March 27th, 2009
Until March 9, most of the conversation centered around the market careening down to 600 or 500 or 400. And then Doug Kass went on Kudlow’s show and called it a “generational low” and the market really started to take off.
Has the 23% gain since, a move that qualifies as a “bull market within a bear market”, resulted from short sellers deciding that there was more risk that the market would go up than reward from its going down? Or is it that all those individuals and institutions sitting on the sidelines with hordes of cash deciding they should put some of their money to work because there was now more reward in the market going up than risk of its going down (I know it sounds confusing but read it again and you’ll see the difference)? It was probably a combination of both.
Here are things to watch out for:
The market has successfully crossed above 2 resistance trendlines that stretch back to the 2002-03 Tech Bubble Crash and above 2 moving averages, the 90-day today by just a hair. But the next hurdles are significant.
First, the Index is resting on what would have been the apex of the symmetrical triangle that it broke below in February. While it made a V-shaped recovery from the decline, the apex often is a place where it could stall.

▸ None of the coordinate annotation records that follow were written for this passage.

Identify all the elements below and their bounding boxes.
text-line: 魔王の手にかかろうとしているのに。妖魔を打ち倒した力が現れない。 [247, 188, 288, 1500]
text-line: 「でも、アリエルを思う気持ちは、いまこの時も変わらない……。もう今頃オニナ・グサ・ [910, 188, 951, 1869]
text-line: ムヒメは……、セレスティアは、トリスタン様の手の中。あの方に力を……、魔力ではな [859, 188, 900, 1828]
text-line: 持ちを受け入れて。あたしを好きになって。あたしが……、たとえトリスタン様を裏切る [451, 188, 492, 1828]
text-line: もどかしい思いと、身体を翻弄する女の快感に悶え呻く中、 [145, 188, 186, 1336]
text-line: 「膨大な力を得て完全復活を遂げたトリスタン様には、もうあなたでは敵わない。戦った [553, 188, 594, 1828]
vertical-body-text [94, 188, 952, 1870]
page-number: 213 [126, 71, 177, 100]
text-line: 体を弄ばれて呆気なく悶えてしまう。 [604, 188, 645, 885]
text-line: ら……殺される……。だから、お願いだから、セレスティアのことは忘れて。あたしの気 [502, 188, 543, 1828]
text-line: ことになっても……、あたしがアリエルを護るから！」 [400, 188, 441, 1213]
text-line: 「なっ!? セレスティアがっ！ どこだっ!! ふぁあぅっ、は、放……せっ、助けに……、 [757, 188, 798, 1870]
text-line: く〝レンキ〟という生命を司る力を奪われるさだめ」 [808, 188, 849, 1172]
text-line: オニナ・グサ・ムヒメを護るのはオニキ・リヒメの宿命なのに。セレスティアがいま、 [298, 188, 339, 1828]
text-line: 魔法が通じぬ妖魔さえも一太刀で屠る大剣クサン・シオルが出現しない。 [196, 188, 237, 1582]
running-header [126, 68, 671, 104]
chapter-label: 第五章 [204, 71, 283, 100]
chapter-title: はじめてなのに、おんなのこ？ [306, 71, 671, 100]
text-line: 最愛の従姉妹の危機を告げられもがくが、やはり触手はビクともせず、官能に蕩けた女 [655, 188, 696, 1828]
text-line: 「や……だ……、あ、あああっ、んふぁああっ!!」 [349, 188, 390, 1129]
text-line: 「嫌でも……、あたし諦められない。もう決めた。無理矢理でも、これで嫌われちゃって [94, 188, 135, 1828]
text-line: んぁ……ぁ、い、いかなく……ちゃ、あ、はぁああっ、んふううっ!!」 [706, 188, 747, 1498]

The next hurdles to cross (the trendlines at 893 and 985) and the 180-day and 300-day moving averages are leagues away (7& and 18%, respectively). The market will, in all likelihood need to take a rest before attempting that assault.
But whatever the explanation demanded by those who need one, I’m beginning the think that just about now that both the short sellers will temporarily stop covering hoping they’ll be able to buy again at lower prices, the traders will start selling some of their long positions to lock in huge percentage profits and the still large sideline cash balances will hold off from additional purchases in the hopes of buying as the market takes its breath and prices stabilize or decline somewhat.
It’s just about here, at what would have been an extension of the upper boundary of that symmetrical triangle, that moves tend to stall out (850-920). Buyers and sellers might maintain an equilibrium constraining prices within a narrow range. Short sellers (few long-term holders remain and are looking to unload at this point) may overwhelm the new money coming in from the sidelines and make a last attempt to push prices and the index lower.
But my guess is that, seeing the underlying strength of many individual issues (take a look at the breakouts posted by many of the stocks included in the spreadsheet in referenced on March 19), it will be a short and steep. When it runs its course, I’m guessing around mid-June, that more positive signs will be seen and a clear “all-in” signal will be issued.